- Specialty: Dermatology

= Neutrophilic eccrine hidradenitis =

Neutrophilic eccrine hidradenitis (NEH) usually is a cutaneous complication of chemotherapy, but it can also occur for other reasons. It consists of fever and non specific skin lesions. It is rare, and self-limited.

==Signs and symptoms==

Fever and a non specific skin eruption – with reddening (erythema) and swelling (oedema) of the skin – are the most common symptoms of NEH. Patients usually present with the skin eruption 1-2 weeks after use of the cytotoxic drug. Sometimes, the skin eruption can be painful. Skin eruptions can be located on the extremities, trunk, and face. Severe lesions are rare, and can mimic cellulitis. Generalised lesions resembling erythema multiforme have been reported.

==Cause==

The overwhelming majority of neutrophilic eccrine hidradenitis (NEH) is seen in people with cancer, especially leukaemia, who receive chemotherapy with a cytotoxic drug. These include: Bleomycin, chlorambucil, cyclophosphamide, cytarabine, doxorubicin, lomustine, mitoxantrone, topotecan, and vincristine.

NEH was first described in 1982 in a patient with acute myeloid leukaemia (AML) who had received cytarabine as chemotherapy.

Cancer itself, infections, and other medicinal drugs also can lead to NEH. NEH has been reported in patients with cancer who have not received any form of chemotherapy (i.e., as a paraneoplastic syndrome), in patients with HIV and/or AIDS, and after the use of paracetamol (acetaminophen). Also the use of targeted agents can lead to NEH, e.g. imatinib, a tyrosine kinase inhibitor.

NEH has also been described without any known reason (idiopathic cases), including idiopathic cases in children.

The exact cause of NEH is unknown. In patients receiving chemotherapy, it has been postulated that a high concentration of the cytotoxic drug in sweat has a direct toxic effect on the eccrine glands.

==Diagnosis==

In all cases of suspected NEH, a skin biopsy should be performed, because the clinical symptoms are non specific, but the histopathological findings on the biopsy are specific. The biopsy shows characteristic changes of the eccrine glands, the major sweat glands of the body.
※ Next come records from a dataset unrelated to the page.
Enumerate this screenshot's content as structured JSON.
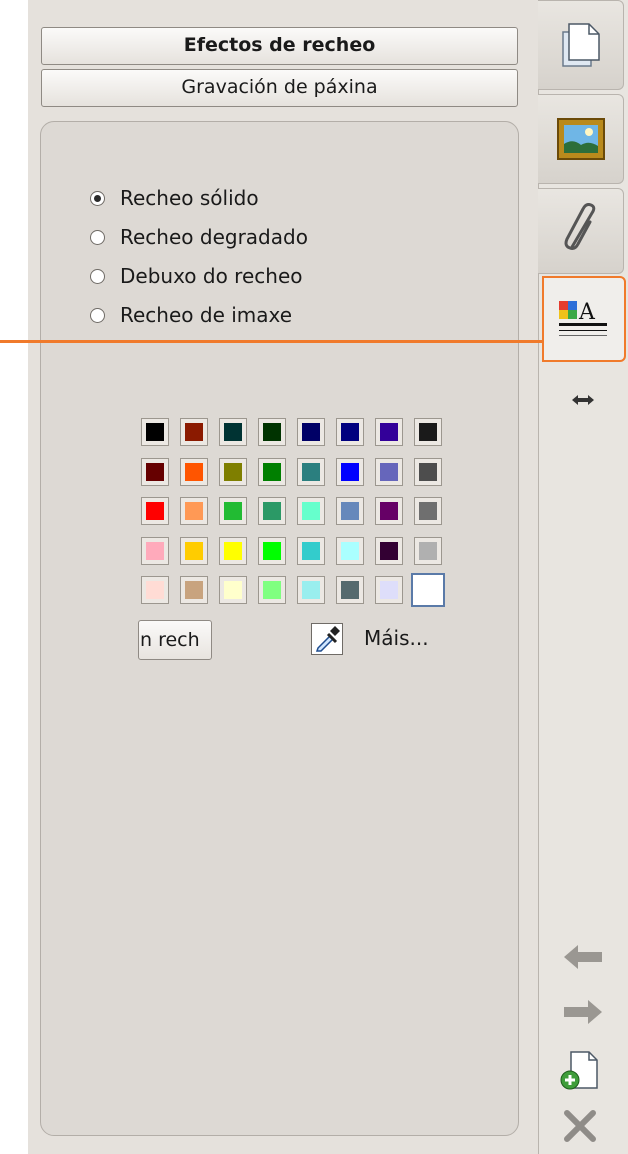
{
  "tabs_panel": {
    "title_button": "Efectos de recheo",
    "subtitle_button": "Gravación de páxina"
  },
  "fill_options": [
    {
      "label": "Recheo sólido",
      "checked": true
    },
    {
      "label": "Recheo degradado",
      "checked": false
    },
    {
      "label": "Debuxo do recheo",
      "checked": false
    },
    {
      "label": "Recheo de imaxe",
      "checked": false
    }
  ],
  "palette": {
    "rows": [
      [
        "#000000",
        "#8b1a00",
        "#003333",
        "#003300",
        "#000066",
        "#00007f",
        "#330099",
        "#1a1a1a"
      ],
      [
        "#660000",
        "#ff5500",
        "#7f7f00",
        "#007f00",
        "#2b7f7f",
        "#0000ff",
        "#6666bb",
        "#4d4d4d"
      ],
      [
        "#ff0000",
        "#ff9955",
        "#22bb33",
        "#2b9966",
        "#66ffcc",
        "#6688bb",
        "#660066",
        "#6f6f6f"
      ],
      [
        "#ffaabb",
        "#ffcc00",
        "#ffff00",
        "#00ff00",
        "#33cccc",
        "#aaffff",
        "#330033",
        "#b0b0b0"
      ],
      [
        "#ffdcd5",
        "#c8a37e",
        "#ffffcc",
        "#80ff80",
        "#99eeee",
        "#556a6e",
        "#dedefa",
        "#ffffff"
      ]
    ],
    "selected": "#ffffff"
  },
  "buttons": {
    "no_fill": "n rech",
    "more": "Máis..."
  },
  "sidebar": {
    "tabs": [
      {
        "name": "pages-tab",
        "icon": "pages-icon"
      },
      {
        "name": "gallery-tab",
        "icon": "picture-icon"
      },
      {
        "name": "attachments-tab",
        "icon": "paperclip-icon"
      },
      {
        "name": "properties-tab",
        "icon": "fill-properties-icon",
        "active": true
      }
    ],
    "resize_icon": "double-arrow-icon",
    "bottom_icons": [
      "back-arrow-icon",
      "forward-arrow-icon",
      "add-page-icon",
      "delete-icon"
    ]
  },
  "colors": {
    "highlight": "#f07a2b"
  }
}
In NEH, eccrine gland necrosis, and neutrophils surroundings the eccrine glands, are typical findings on biopsy. If the chemotherapy has recently been administered, chemotherapy induced neutropenia may be present, and, as a result, the neutrophils may be absent. But the other characteristic finding, i.e. eccrine gland necrosis, can still be seen. A vacuolar interface dermatitis also is visible in glands and ducts, along with necrosis of the lining cells.

In addition, in patients receiving chemotherapy, keratinocyte atypia can be seen.

==Prevention==

A single case report suggested that oral dapsone may be useful for prevention. However, the efficacy of oral dapsone as prevention has not been demonstrated very clearly until now.

==Treatment==

NEH is self-limited and usually resolves without treatment. In the overwhelming majority of the cases, spontaneous resolution occurs within 1–2 weeks.

However, if the patient developed NEH after chemotherapy, the offending cytotoxic drug has to be discontinued, and the patient must avoid this particular cytotoxic drug in the future, because NEH usually re occurs upon re exposure to the same cytotoxic drug.

Despite the fact that NEH is self limited and usually resolves without treatment, some researchers use treatment, mainly systemic corticosteroids, although the efficacy of such a therapy has not been demonstrated in a large randomised controlled clinical trial until now.